I don't think you should WAIT for him to be ready to live with you. IF you want to love out, you feel ready and financially able, then GO for it. You might not afford your own place but a room-mate situation which CAN be a good start.
I don't think there are any RULES as to when people who are dating SHOULD or DO move in together. Usually, it comes down to WHETHER it's affordable or not.
If you are a full-time student and not YET have a job or income, how would you even afford moving out?

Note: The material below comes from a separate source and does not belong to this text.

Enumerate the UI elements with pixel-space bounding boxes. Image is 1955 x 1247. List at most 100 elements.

If he has no motivation for even LOOKING for a job, how can HE afford this?
And where is the hurry?
I DO find that where I'm from ( Denmark) it is VERY VERY common that young people move out around age 18-20, on their own, sharing a flat with a friend or with a partner. It's not uncommon. But it's also AFFORDABLE for most. Because we are PAID a sort of stipend while going to college/uni. Not a huge sum, but enough to live on, IF you are frugal :) Rentals are HARD to come by in Denmark, we have wait-lists, so you have to get lucky or buy a place.
Here in the States? More common to see people go from parent's house to college dorm and then AFTER graduation home a little while until they get a job. I have a niece who at 26 is STILL living under her father's roof, but she is also a single mom putting herself though school.
In the UK it seems a LOT of young people live with their parent while saving up for a home. It seems pretty normal. Even people in their LATE 20's - Early 30's do this. And there are a LOT of room-mate - house-share availability.
As for your question, Am I being too irrational or IS HE WRONG?
No, I don't think you are being irrational, but perhaps a tad unrealistic. Neither of you can afford a place on your own. And not even together.
Is he wrong? No, he is however stalling and lazy. While I think he LIKED the idea of living together and building a future... HE ISN'T ready and he has it too good at home.
He needs to do a LOT more maturing and growing up before he is ready for living with a partner.
You are 21, so I have to ask where is the fire? And when it comes to moving out, it's great, but you HAVE to be realistic and actually able to afford it.